FDA calls on industry to speed up trials process

by | 29 Apr 2019

The FDA appears to be taking its regulatory role to new levels as it seeks to shape a better medicines development ecosystem.
The recent statement by FDA Commissioner Dr Scott Gottlieb focused on new strategies to modernise clinical trials to advance precision medicine, patient protections and more efficient product development. PFMD welcomes this strong stance from the Administration, as the ethos of PFMD and enhanced patient engagement ultimately depends on a major paradigm shift in the traditional model of medicines R&D & delivery, during the whole lifecycle of a medicine.
New approaches to clinical trials can potentially allow earlier regulatory assessment of benefit and risk, says Gotllieb, adding that the FDA is also seeking new ways to modernise its approaches in order to accommodate these novel opportunities.
In the statement, however, he laments how these efforts are being hampered by a failure to depart from the historic R&D model of medicines development.
“These opportunities can be delayed or stymied by a clinical research enterprise that is often extraordinarily complex and expensive. Efforts to streamline medical product development based on advancing science can be frustrated by legacy business models that discourage collaboration and data sharing, and the adoption of disruptive technologies that make clinical research more effective.”
Gottlieb asserts that important therapeutic opportunities may be delayed or discarded because the trials needed to validate them will be ultimately unaffordable. He also says that the agency has seen “a continued reluctance to adopt innovative approaches among sponsors and clinical research organizations”.
“In some cases, the business model adopted by the clinical trial establishment just isn’t compatible with the kind of positive but disruptive changes that certain innovations can enable.”
The role of the patient in all of this is underscored by Gottlieb, who says new research paradigms are needed to break down barriers between real-world data and clinical research so that evidence can be shared rapidly to improve both domains across a learning health care system.
“For instance, more trials can incorporate data from electronic health records, and adopt electronic informed consent, to enrol more patients in clinical trials closer to where they live and work. This can reduce barriers to clinical trial participation and accelerate researchers’ ability to ask and answer important questions.”
The FDA is clearly happy to aid the industry in addressing these concerns; in recent weeks it issued guidance for sponsors on how they can incorporate patients with more challenging health conditions into oncology clinical trials.
The FDA is in the process of devising a series of methodological guidance on the collection of patient experience data, and the use of such data and related information in drug development. In addition to these methodological guidances, the FDA also issued guidance in December 2018 on developing and submitting proposed draft guidance relating to patient experience data.
Coupled with the latest statement, it appears the regulator is ahead of the industry in this regard and is urging agility and flexibility within the new R&D paradigm that is required. The FDA continues to drive system change by promoting and facilitating PE practices to its stakeholders.

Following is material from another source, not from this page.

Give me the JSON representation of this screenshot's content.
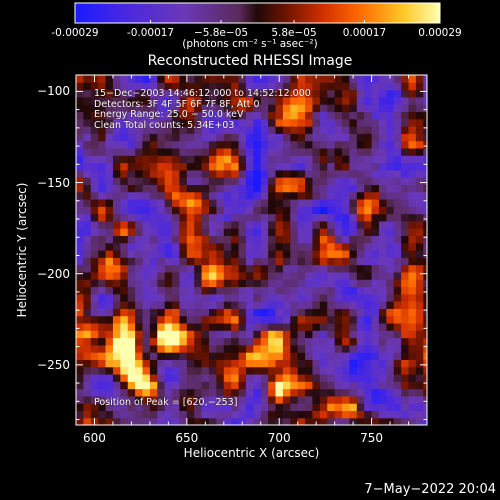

In Europe, the European Medicines Agency (EMA) has had a longstanding commitment to patient inclusion and have been vocal on the benefits of working with patients throughout the process of drug development. At the recent DIA Europe 2019 conference, EMA chief executive Guido Rasi’s statement confirming that the EMA will play its role “to make patient engagement the norm by 2025” was especially promising. This serves to highlight the importance of all stakeholders in drug development and delivery while also acknowledging the need for a new model of R&D (as well as the rest of the medicines lifecycle), focusing on the patient.
PFMD welcomes these statements by the regulators and we have often highlighted how patient engagement can aid and streamline the clinical trials process. We salute the FDA in attempting to regulate drug development with a view to shaping a better health system that offers prompt access to innovative therapies for patients.
Making patient engagement happen for better patient outcomes and better-performing health systems and their players is what we aim for at PFMD. Such a strong commitment in that direction by regulators is definitely a positive disruption that will help us in achieving our collective aim.